In the conclusion of his article, Elliot says:
We cannot afford the catastrophically simplistic thinking that seeks to replace history with self-gratifying narratives of "good" ("us") versus "evil" ("them"). As Mahmoud Mamdani documents in his brilliant Good Muslim, Bad Muslim: America, the Cold War, and the Roots of Terror (Pantheon, 2003), reading the world as a "clash of civilizations" between "the West" and "Islam" is simply lousy history, however useful it proves for the purposes of modern propaganda.
Is what I have placed in bold not the point that
I have been adamantly stressing on this thread? However Elliott claims that it is the western academia which perpetrates the propagation of a "clash of civilization" which makes him not only very misinformed but a useful idiot as well.
Yes Elliott it is lousy history but it IS history nonetheless.
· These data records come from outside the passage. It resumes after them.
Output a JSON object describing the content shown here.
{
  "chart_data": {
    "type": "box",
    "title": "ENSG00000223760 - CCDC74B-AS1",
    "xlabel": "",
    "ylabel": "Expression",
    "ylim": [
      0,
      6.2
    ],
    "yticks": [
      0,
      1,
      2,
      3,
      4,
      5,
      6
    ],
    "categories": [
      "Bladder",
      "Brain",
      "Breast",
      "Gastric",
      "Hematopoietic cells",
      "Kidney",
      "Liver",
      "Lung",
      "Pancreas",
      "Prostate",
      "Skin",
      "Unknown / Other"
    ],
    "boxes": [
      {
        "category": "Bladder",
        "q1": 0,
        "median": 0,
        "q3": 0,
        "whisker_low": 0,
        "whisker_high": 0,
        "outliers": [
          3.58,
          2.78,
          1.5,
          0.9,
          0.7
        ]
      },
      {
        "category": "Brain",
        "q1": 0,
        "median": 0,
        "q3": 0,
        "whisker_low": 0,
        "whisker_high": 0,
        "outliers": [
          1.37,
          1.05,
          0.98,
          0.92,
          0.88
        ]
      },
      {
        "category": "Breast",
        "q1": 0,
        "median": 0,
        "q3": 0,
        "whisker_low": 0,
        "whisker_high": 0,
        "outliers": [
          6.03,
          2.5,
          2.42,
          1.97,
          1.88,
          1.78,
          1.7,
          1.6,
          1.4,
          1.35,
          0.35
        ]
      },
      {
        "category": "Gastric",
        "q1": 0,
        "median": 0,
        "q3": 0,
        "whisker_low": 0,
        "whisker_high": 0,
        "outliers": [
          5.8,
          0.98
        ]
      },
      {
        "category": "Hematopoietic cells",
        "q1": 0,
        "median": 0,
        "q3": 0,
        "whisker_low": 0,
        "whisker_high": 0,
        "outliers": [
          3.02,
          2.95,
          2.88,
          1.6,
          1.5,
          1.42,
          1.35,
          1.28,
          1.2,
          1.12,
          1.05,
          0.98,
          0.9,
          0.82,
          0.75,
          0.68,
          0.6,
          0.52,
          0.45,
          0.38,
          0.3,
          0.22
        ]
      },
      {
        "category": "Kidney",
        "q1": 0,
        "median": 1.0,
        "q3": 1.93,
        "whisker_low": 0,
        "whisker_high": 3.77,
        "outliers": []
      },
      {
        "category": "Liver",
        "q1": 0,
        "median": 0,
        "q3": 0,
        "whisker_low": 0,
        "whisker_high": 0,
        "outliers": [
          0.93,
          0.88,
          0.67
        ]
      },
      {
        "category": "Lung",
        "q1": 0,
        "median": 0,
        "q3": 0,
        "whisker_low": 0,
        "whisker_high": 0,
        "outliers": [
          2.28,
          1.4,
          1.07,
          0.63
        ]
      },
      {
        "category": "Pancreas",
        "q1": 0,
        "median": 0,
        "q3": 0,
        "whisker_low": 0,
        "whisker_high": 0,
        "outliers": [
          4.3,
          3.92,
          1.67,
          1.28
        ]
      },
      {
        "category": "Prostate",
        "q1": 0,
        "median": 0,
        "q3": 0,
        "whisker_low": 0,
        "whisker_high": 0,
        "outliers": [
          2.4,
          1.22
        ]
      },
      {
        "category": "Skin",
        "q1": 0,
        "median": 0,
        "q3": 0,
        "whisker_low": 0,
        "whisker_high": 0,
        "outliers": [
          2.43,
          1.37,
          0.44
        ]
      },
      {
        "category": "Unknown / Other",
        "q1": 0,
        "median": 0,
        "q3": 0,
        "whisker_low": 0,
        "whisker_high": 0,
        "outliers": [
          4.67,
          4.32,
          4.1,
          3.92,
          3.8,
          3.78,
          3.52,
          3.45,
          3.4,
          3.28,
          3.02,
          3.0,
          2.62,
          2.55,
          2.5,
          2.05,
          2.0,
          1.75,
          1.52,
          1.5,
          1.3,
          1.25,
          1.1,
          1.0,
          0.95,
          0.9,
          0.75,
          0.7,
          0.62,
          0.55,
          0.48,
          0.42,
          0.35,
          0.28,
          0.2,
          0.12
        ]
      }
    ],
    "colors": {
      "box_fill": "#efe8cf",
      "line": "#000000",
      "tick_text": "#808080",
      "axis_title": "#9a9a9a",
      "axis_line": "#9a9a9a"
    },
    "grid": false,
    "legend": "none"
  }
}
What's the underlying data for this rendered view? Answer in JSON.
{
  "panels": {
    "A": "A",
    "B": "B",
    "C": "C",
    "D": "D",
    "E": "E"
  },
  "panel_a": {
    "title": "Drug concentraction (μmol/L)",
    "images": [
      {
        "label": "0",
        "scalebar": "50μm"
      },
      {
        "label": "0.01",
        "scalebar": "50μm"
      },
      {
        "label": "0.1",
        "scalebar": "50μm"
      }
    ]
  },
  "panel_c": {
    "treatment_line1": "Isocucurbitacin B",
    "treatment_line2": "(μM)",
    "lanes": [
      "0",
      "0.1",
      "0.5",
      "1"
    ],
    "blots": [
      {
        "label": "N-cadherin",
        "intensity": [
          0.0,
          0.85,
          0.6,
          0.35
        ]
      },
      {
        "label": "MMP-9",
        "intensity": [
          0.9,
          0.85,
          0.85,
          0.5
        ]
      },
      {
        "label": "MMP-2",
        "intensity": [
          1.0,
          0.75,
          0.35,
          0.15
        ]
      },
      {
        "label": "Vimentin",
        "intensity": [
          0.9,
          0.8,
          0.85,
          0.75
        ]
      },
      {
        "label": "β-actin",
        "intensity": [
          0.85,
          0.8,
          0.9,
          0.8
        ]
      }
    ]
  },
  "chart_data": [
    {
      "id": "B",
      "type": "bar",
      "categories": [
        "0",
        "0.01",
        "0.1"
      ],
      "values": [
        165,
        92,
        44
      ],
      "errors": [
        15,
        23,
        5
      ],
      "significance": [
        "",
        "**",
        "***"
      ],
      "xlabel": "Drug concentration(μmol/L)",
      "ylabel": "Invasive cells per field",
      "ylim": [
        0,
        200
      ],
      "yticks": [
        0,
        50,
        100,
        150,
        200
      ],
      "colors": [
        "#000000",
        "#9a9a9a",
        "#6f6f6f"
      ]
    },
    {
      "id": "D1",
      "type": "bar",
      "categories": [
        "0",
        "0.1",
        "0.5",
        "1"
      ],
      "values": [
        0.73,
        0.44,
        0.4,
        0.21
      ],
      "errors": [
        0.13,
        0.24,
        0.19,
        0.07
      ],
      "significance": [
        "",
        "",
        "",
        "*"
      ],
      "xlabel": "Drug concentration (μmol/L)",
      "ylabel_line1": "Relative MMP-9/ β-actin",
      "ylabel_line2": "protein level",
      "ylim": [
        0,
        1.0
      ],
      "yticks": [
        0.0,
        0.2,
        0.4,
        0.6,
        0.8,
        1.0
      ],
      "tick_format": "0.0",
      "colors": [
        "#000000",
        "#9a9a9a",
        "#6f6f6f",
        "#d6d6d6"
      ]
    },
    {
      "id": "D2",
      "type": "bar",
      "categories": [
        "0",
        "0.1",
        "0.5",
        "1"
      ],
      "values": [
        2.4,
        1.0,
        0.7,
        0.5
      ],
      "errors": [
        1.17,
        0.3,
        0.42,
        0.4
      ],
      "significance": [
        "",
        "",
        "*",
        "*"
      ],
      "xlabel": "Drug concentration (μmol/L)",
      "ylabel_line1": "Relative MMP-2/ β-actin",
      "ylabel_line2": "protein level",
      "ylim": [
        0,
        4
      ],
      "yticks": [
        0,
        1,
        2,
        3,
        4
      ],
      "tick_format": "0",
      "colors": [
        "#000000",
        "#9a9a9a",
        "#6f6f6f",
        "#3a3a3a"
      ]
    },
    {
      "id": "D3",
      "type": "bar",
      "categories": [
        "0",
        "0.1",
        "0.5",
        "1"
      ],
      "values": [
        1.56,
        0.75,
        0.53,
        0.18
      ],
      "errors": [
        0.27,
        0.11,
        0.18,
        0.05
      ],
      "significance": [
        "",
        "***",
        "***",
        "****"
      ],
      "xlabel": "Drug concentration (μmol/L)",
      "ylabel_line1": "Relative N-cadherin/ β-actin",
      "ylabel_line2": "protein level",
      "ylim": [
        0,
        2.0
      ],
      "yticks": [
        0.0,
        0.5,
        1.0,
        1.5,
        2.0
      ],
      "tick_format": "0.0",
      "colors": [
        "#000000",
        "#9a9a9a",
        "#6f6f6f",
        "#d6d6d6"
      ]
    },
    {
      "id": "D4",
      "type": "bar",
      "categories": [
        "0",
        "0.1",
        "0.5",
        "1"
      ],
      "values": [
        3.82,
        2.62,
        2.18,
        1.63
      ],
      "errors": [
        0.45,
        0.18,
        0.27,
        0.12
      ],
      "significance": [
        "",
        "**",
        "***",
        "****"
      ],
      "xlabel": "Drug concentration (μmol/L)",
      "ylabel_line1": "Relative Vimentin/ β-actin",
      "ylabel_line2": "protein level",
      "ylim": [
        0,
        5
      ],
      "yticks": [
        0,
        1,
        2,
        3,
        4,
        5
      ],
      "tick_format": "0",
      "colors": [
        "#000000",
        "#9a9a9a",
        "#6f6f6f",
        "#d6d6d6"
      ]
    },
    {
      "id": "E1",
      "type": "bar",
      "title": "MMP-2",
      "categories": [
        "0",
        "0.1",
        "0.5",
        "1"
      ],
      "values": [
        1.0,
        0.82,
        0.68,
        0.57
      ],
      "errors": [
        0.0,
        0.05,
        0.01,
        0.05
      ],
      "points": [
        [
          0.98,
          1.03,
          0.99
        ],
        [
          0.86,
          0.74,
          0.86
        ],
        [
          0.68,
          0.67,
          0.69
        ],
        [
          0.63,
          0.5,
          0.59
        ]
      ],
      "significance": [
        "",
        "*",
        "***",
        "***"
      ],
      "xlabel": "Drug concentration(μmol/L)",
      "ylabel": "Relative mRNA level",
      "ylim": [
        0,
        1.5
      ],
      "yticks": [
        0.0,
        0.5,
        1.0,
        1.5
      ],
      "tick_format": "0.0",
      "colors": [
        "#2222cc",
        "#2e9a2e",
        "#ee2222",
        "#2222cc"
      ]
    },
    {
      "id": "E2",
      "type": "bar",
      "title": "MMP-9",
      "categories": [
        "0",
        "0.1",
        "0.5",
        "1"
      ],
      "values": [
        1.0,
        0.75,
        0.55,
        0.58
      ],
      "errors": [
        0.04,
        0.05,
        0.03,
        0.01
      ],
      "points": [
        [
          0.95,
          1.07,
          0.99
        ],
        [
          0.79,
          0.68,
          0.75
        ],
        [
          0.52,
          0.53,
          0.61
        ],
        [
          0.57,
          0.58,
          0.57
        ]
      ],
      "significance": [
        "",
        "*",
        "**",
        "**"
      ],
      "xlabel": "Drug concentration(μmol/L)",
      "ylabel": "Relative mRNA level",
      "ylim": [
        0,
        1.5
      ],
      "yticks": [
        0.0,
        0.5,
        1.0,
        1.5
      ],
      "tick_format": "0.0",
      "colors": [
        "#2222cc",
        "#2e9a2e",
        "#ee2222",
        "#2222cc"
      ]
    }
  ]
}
We cannot afford the seductive, but toxic, ideology of the Crusade. If Ridley Scott's film contributes to honest conversation about our actual history and to imagining, and practicing, communities of mutual respect, I, for one, will be grateful.
According to this useful idiot, apparently we cannot afford to romanticize the crusaders or present them in a positive light however it is perfectly fine to present Muslim jihadists in a positive light.
How about this Elliott, history should be presented and taught the way it happened, with dedication to the truth and honesty.
We can not afford to omit controversial history and compromise the integrity of the pursiut for truth in history.
Sir Isaiah Berlin once described an ideologue as somebody who is prepared to supress what he suspects to be true. Berlin then concluded that from that disposition to supress the truth has flowed much of the evil of this and other centuries. The first duty of an historian,
an intellectual, is to tell the truth. By supressing the truth, however admirable the motive, we are only engendering an even greater falsehood, an even greater evil.
You Plotinus, above all others on this forum, should know that. Sometimes I wonder if you even agree with the historians obligation to the truth.